Pinamar nunca existió.
León amanece en un invierno distante e inesperado. Transcurre mi adolescencia por el vetusto barrio de San Mamés, junto a la vieja vía del tren, entre libros de texto prestados y cuadernos de caligrafía fina, vistiendo los prados de verde/adolescencia hasta que la tarde ya no nos da más de si.
Por la Autopista Riccheri se llega fácil al Aeropuerto del Ministro Pistarini, no más de 40 kms desde el centro mismo del área metropolitana de Buenos Aires. Hasta la Terminal B habrá otros 15 minutos a pie, que dan tiempo a pensar en muchas cosas. No había vuelto a Argentina desde el 79.
En la Librería y Mercería Merlín, en la Avenida del General Arias, he adquirido por apenas 50 pesos un ejemplar antiguo de "Hojas de Hierba". Nada de regateo, al argentino humilde no le gusta. Mientras me prepara el libro y le va desprendiendo lentamente la etiqueta del precio del interior, me lleno de despreocupación por un instante, ha llegado el momento, vierto mi corazón junto al de Whitman, los dos de la mano en esa pequeña bolsa de papel azul.
Pinamar nunca existió.
Deambulando una de tantas tardes por el Parque del Campo Grande de Valladolid, ya en el verano mismo de mi vida, reinvento mi alma para intentar reencontrarme con aquel oscuro poeta que llegó en uno de tantos aviones que salen del Buenos Aires-Ezeiza con destino a Europa.
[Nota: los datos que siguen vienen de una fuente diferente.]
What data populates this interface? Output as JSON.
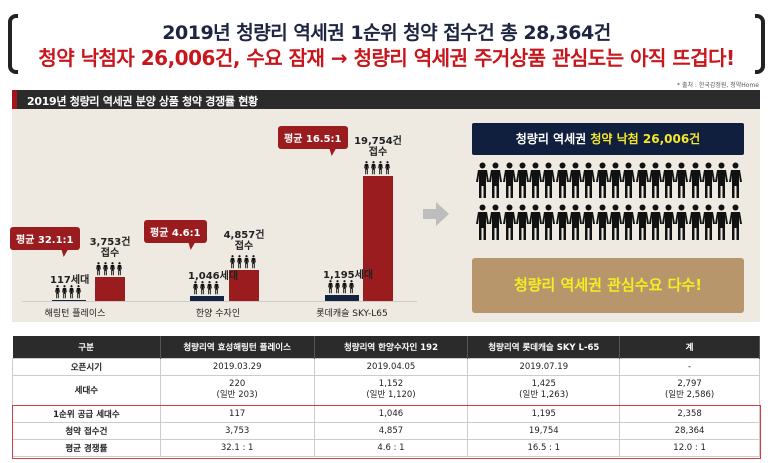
{
  "header": {
    "line1": "2019년 청량리 역세권 1순위 청약 접수건 총 28,364건",
    "line2": "청약 낙첨자 26,006건, 수요 잠재 → 청량리 역세권 주거상품 관심도는 아직 뜨겁다!"
  },
  "source": "* 출처 : 한국감정원, 청약Home",
  "section_title": "2019년 청량리 역세권 분양 상품 청약 경쟁률 현황",
  "chart_data": {
    "type": "bar",
    "title": "2019년 청량리 역세권 분양 상품 청약 경쟁률 현황",
    "categories": [
      "해링턴 플레이스",
      "한양 수자인",
      "롯데캐슬 SKY-L65"
    ],
    "series": [
      {
        "name": "1순위 공급 세대수",
        "values": [
          117,
          1046,
          1195
        ],
        "labels": [
          "117세대",
          "1,046세대",
          "1,195세대"
        ],
        "color": "#14233f"
      },
      {
        "name": "청약 접수건",
        "values": [
          3753,
          4857,
          19754
        ],
        "labels": [
          "3,753건",
          "4,857건",
          "19,754건"
        ],
        "sub": "접수",
        "color": "#9b1c1f"
      }
    ],
    "ratios": [
      "평균 32.1:1",
      "평균 4.6:1",
      "평균 16.5:1"
    ],
    "ylim": [
      0,
      19754
    ]
  },
  "right": {
    "box_white": "청량리 역세권 ",
    "box_yellow": "청약 낙첨 26,006건",
    "callout": "청량리 역세권 관심수요 다수!",
    "people_count": 40
  },
  "table": {
    "headers": [
      "구분",
      "청량리역 효성해링턴 플레이스",
      "청량리역 한양수자인 192",
      "청량리역 롯데캐슬 SKY L-65",
      "계"
    ],
    "rows": [
      [
        "오픈시기",
        "2019.03.29",
        "2019.04.05",
        "2019.07.19",
        "-"
      ],
      [
        "세대수",
        "220\n(일반 203)",
        "1,152\n(일반 1,120)",
        "1,425\n(일반 1,263)",
        "2,797\n(일반 2,586)"
      ],
      [
        "1순위 공급 세대수",
        "117",
        "1,046",
        "1,195",
        "2,358"
      ],
      [
        "청약 접수건",
        "3,753",
        "4,857",
        "19,754",
        "28,364"
      ],
      [
        "평균 경쟁률",
        "32.1 : 1",
        "4.6 : 1",
        "16.5 : 1",
        "12.0 : 1"
      ]
    ]
  }
}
El sol de plástico sigue guiando mis pasos desde allá arriba, pero las ganas se nos van difuminando a este lado del espejo. Waldemar espera.
WALDEMAR
Waldemar, loco, firmo una nueva vida
lejos de aquí.
No nos será fácil
huir de estos jardines, a los que llegamos como esclavos
para crecer como arlequines.
Waldemar, loco, te escribiré
no importa a cuántas cuadras de distancia,
te haré llegar mis palabras, mi oxígeno,
una gota de este vaso
una sola de estas ganancias.
Sabrás, amigo, sabrás
cómo asoma el sol en este viejo solsticio, cómo me convierto en brea?
Te contaré el invierno, cuando sea invierno,
moriré contigo,
te llevaré el verano, cuando verano sea.
(Para Waldemar, viejo amigo argentino e invisible, que me acompaña desde siempre en la otra orilla.)
Boris Rozas, relato seleccionado para la Antología "Corazón de cinco esquinas", JCYL, año 2011.